Episode Description: Charis begins by discussing her inspiration, attributed to Maimonides, for always seeking new understandings to enhance her care of patients. We also begin with a caution - any time we introduce a frame change in clinical work, we must carefully attend to our countertransference to determine the factors that are contributing to our actions. That said, we should be careful to not use our carefulness to rationalize inhibitions to thinking and acting creatively. Charis describes her thinking underlying her decision to introduce ketamine with a particular patient as well as the process of the ongoing psychotherapy. We discuss the practical aspects of this procedure, the risks, the changes in the patient, and the importance of an ongoing psychotherapy to serve as a productive holding and processing space for this work. She concludes with her recommendation to the analytic world to be more open to such adjunctive approaches to therapy and to the psychedelic world to be more modest in their assumptions of its healing ability.
Linked Webinar and Article:
https://www.ecstaticintegration.org/p/successfully-treating-c-ptsd-with?utm…

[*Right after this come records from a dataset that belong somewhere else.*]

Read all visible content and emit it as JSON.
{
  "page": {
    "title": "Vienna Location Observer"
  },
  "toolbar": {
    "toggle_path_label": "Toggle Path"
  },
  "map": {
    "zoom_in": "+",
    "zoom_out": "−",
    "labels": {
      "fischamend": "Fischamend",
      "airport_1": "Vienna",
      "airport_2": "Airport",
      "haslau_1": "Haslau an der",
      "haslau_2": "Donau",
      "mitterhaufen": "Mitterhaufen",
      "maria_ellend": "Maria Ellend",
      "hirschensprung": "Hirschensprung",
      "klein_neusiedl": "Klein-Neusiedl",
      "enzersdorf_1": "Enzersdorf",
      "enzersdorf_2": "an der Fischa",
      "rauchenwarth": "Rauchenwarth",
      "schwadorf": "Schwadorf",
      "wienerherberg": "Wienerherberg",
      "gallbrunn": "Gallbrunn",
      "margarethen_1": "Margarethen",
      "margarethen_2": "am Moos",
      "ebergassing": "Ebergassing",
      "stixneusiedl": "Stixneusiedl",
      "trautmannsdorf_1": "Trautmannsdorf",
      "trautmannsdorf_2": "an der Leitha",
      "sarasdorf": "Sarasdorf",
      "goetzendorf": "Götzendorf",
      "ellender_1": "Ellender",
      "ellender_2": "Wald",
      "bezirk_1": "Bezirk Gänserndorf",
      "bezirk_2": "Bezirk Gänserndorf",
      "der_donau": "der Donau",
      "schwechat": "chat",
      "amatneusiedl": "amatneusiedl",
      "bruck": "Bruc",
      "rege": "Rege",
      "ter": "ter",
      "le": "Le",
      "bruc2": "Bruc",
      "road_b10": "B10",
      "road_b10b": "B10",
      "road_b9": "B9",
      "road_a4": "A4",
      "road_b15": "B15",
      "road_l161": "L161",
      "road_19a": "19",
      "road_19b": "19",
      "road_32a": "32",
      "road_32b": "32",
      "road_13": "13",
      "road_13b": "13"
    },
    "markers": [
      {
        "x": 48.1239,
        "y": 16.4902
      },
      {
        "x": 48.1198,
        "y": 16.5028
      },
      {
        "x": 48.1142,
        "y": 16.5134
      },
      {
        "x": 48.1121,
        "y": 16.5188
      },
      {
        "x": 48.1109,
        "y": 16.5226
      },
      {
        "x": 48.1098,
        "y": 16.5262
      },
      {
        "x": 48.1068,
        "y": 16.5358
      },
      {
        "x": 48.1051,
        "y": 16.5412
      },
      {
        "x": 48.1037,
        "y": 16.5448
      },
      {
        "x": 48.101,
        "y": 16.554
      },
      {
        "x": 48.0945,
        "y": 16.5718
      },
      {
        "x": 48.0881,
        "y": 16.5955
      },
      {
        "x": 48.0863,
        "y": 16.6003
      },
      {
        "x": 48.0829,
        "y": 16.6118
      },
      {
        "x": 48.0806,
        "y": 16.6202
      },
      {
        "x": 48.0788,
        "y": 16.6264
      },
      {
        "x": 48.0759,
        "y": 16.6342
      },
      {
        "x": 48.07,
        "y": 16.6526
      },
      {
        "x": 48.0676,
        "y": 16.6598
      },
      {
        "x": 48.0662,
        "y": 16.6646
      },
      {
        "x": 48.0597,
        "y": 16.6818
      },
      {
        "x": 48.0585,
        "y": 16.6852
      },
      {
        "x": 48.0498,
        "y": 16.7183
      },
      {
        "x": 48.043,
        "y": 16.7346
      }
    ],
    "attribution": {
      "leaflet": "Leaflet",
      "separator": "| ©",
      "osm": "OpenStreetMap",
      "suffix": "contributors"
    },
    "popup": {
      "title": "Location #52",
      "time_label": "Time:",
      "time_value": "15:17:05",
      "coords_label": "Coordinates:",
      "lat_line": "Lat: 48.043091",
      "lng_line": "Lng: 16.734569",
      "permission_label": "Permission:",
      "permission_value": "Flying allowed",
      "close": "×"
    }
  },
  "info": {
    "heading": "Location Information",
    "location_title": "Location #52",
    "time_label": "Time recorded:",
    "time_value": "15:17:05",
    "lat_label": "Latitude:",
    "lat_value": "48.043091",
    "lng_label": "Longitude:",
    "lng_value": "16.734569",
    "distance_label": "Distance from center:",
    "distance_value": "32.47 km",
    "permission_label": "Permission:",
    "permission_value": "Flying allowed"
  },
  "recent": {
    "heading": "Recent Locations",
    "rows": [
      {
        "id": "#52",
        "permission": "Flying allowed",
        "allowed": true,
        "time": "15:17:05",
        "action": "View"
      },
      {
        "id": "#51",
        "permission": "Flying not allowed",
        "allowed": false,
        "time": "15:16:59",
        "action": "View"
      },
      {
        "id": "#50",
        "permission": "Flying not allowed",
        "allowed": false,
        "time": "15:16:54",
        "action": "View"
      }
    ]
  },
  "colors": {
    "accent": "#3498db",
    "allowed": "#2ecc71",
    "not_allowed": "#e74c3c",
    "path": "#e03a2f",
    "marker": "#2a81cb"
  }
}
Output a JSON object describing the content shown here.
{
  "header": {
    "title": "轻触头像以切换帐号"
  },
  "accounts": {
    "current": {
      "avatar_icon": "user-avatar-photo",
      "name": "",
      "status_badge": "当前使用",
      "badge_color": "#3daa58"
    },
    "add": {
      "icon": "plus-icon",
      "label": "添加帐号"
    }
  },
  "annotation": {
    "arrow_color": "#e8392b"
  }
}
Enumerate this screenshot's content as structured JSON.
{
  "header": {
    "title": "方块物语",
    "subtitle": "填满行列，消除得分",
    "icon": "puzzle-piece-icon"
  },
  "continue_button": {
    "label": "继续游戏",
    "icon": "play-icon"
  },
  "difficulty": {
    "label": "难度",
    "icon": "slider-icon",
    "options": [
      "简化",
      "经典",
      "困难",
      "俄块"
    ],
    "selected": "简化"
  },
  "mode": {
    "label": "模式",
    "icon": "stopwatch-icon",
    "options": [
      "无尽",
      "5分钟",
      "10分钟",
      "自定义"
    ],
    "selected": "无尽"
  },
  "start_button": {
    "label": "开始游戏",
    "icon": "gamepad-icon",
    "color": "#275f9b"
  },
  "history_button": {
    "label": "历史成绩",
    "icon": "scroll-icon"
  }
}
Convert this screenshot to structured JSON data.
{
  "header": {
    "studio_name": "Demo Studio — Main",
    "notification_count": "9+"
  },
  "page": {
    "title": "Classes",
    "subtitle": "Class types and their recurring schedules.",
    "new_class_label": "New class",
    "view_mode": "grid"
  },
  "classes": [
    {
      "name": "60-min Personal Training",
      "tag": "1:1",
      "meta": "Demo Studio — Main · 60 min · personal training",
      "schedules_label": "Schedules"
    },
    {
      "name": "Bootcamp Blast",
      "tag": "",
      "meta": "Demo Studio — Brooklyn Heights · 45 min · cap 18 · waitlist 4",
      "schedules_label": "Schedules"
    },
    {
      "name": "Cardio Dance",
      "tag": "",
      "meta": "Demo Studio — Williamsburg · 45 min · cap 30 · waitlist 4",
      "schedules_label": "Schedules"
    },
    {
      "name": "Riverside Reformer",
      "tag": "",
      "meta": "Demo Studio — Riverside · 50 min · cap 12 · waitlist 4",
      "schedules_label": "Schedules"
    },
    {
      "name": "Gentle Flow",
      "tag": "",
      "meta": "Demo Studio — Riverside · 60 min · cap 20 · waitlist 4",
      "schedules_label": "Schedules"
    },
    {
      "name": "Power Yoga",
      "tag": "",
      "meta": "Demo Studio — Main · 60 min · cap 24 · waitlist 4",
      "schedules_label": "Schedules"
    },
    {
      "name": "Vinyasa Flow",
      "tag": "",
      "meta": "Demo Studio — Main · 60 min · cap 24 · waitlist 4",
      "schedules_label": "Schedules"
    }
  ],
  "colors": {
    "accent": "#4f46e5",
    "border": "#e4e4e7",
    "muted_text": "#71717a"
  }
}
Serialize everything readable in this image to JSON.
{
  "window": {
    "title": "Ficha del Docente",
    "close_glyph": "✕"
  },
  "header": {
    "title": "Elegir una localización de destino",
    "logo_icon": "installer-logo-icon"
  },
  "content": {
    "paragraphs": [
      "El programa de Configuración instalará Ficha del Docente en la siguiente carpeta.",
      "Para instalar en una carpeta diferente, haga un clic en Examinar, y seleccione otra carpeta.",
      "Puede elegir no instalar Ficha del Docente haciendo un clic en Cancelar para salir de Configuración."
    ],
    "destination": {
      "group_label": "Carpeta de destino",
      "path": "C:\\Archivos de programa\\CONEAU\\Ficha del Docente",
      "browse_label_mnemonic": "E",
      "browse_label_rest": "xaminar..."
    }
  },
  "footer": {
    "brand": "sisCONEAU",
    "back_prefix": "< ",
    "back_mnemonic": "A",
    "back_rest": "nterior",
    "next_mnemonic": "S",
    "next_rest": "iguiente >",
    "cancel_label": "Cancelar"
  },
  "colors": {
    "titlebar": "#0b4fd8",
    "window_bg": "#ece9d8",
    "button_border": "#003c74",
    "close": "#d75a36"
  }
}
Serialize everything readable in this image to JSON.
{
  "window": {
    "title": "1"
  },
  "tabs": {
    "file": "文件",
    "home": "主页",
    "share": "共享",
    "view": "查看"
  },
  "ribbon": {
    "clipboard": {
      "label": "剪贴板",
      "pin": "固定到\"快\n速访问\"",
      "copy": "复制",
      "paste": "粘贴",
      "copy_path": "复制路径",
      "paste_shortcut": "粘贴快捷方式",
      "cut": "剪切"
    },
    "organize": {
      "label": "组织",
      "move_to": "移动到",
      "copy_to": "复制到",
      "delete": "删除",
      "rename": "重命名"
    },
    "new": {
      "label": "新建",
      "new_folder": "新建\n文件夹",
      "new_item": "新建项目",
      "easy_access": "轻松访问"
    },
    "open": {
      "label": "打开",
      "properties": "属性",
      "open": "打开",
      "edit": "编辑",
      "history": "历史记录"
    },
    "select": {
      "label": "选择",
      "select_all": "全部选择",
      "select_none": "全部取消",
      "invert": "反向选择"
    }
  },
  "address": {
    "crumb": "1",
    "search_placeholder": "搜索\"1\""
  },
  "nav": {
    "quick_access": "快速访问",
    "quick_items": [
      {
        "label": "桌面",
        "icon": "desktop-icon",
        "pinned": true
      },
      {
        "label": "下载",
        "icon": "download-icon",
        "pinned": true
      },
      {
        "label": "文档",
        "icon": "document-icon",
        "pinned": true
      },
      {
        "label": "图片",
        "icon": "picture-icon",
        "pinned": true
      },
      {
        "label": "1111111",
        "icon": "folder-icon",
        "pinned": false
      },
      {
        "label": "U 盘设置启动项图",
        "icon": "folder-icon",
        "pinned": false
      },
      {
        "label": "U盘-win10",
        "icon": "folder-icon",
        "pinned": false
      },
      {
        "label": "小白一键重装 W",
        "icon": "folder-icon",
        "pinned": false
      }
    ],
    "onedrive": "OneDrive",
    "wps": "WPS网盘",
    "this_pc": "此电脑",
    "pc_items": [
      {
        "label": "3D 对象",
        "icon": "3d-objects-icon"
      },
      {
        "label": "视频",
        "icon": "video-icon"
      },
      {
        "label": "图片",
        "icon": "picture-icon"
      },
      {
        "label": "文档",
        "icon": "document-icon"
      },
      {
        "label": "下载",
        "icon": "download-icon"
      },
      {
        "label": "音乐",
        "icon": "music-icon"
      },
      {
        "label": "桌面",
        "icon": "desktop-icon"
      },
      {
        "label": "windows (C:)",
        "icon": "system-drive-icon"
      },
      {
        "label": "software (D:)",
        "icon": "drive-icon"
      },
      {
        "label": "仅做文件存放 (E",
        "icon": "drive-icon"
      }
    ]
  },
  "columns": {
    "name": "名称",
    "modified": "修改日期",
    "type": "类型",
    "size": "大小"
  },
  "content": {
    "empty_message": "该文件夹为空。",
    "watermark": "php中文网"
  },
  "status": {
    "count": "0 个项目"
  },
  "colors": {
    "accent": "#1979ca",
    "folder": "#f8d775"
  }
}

Our Guest: Dr. Cladouhos is a child, adolescent, and adult psychiatrist and psychoanalyst practicing in Boston, Massachusetts. She is on the faculty at the Tufts University School of Medicine and in the Boston Psychoanalytic Institute's adult and child analytic training programs. She is the course director of an experiential elective for first-year medical students at Tufts called The Healer's Art: Rekindling the Heart and Soul of Medicine and established a pilot retreat program (First Aid for Physicians) through Tufts Medical Center to address physician burnout. She is trained in EMDR and Deep Brain Reorienting, has completed the first phase of MDMA training through MAPS, and has a certificate in Ketamine Assisted Psychotherapy from the Fluence Center for Psychedelic Training in New York. She is a member of the International Society for the Treatment of Trauma and Dissociation's Special Interest Group on psychoanalytic contributions to the treatment of trauma and dissociation.
Recommended Readings:
Jeffrey Guss (2022) A Psychoanalytic Perspective on Psychedelic Experience, Psychoanalytic Dialogues, 32:5, 452-468, DOI: 10.1080/10481885.2022.2106140
Fischman, Lawrence G. Knowing and being known: Psychedelic-assisted psychotherapy and the sense of authenticity. 09/20/22. Frontiers in Psychiatry. pp.1-36
Lawrence G. Fischman (2019) Seeing without self: Discovering new meaning with psychedelic-assisted psychotherapy, Neuropsychoanalysis, 21:2, 53-78, DOI: 10.1080/15294145.2019.1689528
Dahlberg, Charles Clay. LSD Facilitation of Psychoanalytic Treatment: A Case Study in Depth
Aaron D. Cherniak, Joel Gruneau Brulin, Mario Mikulincer, Sebastian Östlind, Robin Carhart-Harris & Pehr Granqvist (2023) Psychedelic Science of Spirituality and Religion: An Attachment-Informed Agenda Proposal, The International Journal for the Psychology of Religion, 33:4, 259-276, DOI: 10.1080/10508619.2022.2148061
Orbach, S. There Is No Such Thing As A Body. John Bowlby Memorial Lecture: British Journal of Psychotherapy. 20 (1) 3-15 2003
Orbach, S. Body Part 2: Psychoanalysis’ Discomfort with Touch. British Journal of Psychotherapy. 20 (1) 17-26.2003.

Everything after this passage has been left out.